= Abacaenum =

Ancient city of Magna Graecia, Sicily

Abacaenum (Ἀβάκαινον; Ἀβάκαινα) was an ancient city of Magna Graecia in Sicily, situated about 6.5 km from the north coast, between Tyndaris (modern Tindari) and Mylae (modern Milazzo), and 13 km from the former city.

Remains of the city have been excavated from 2005.

==History==
Abacaenum was a city of the Siculi and does not appear to have ever been a Greek colony, though it was influenced by Greek art and civilisation. For this reason it is considered a poleis of Magna Graecia.
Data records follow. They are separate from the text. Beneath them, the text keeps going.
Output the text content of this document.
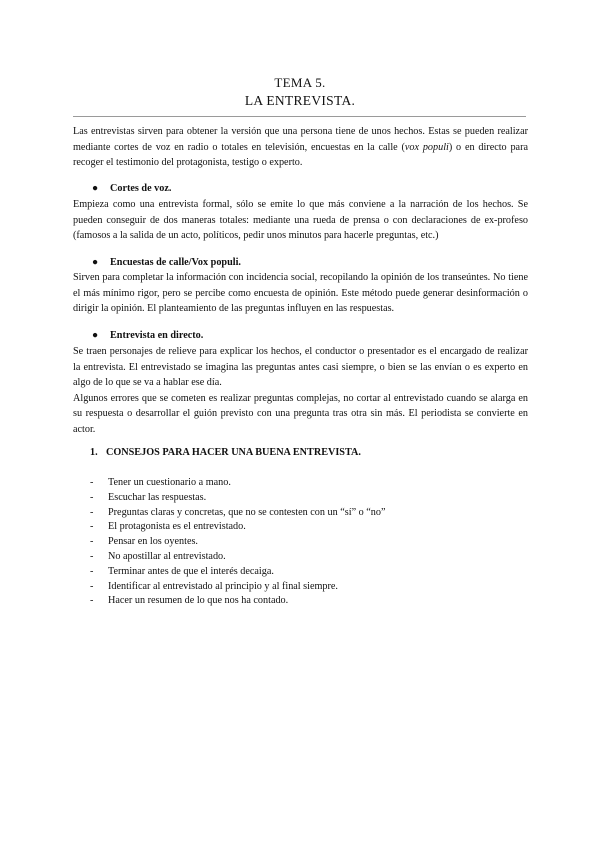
TEMA 5.
LA ENTREVISTA.

Las entrevistas sirven para obtener la versión que una persona tiene de unos hechos. Estas se pueden realizar mediante cortes de voz en radio o totales en televisión, encuestas en la calle (vox populi) o en directo para recoger el testimonio del protagonista, testigo o experto.

● Cortes de voz.

Empieza como una entrevista formal, sólo se emite lo que más conviene a la narración de los hechos. Se pueden conseguir de dos maneras totales: mediante una rueda de prensa o con declaraciones de ex-profeso (famosos a la salida de un acto, políticos, pedir unos minutos para hacerle preguntas, etc.)

● Encuestas de calle/Vox populi.

Sirven para completar la información con incidencia social, recopilando la opinión de los transeúntes. No tiene el más mínimo rigor, pero se percibe como encuesta de opinión. Este método puede generar desinformación o dirigir la opinión. El planteamiento de las preguntas influyen en las respuestas.

● Entrevista en directo.

Se traen personajes de relieve para explicar los hechos, el conductor o presentador es el encargado de realizar la entrevista. El entrevistado se imagina las preguntas antes casi siempre, o bien se las envían o es experto en algo de lo que se va a hablar ese día.

Algunos errores que se cometen es realizar preguntas complejas, no cortar al entrevistado cuando se alarga en su respuesta o desarrollar el guión previsto con una pregunta tras otra sin más. El periodista se convierte en actor.

1. CONSEJOS PARA HACER UNA BUENA ENTREVISTA.
- Tener un cuestionario a mano.
- Escuchar las respuestas.
- Preguntas claras y concretas, que no se contesten con un “sí” o “no”
- El protagonista es el entrevistado.
- Pensar en los oyentes.
- No apostillar al entrevistado.
- Terminar antes de que el interés decaiga.
- Identificar al entrevistado al principio y al final siempre.
- Hacer un resumen de lo que nos ha contado.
Its territory originally included that of Tyndaris, which was separated from it by the elder Dionysius when he founded that city in 395 BC. Dionysius defeated the Carthaginian general Mago in the battle of Abacaenum in 393 BC. From the way in which it is mentioned in the wars of Dionysius, Agathocles, and Hieron, it is clear that it was a place of power and importance: but for a period from the time of Hieron it disappears from history, and no mention is found of it in the Verrine orations of Cicero. Its name is, however, found in Ptolemy, so that it appears to have still continued to exist in his day. Its decline was probably owing to the increasing prosperity of the neighbouring city of Tyndaris.
Abacaenum was allied with Agathocles of Syracuse.

There can be little doubt that the ruins visible in the time of Tommaso Fazello, at the foot of the hill on which the modern town of Tripi is situated, were those of Abacaenum. He speaks of fragments of masonry, prostrate columns, and the vestiges of walls, indicating the site of a large city, but which had been destroyed to its foundations.

==Coinage==

Coin of Abacaenum.

Abacaenum is famous for its mint and its silver and copper coins that bear the classic symbols of sows, boars and acorns found in museums around the world. The acorns evidently refer to the great forests of oak which still cover the neighbouring mountains and give pasture to large herds of swine.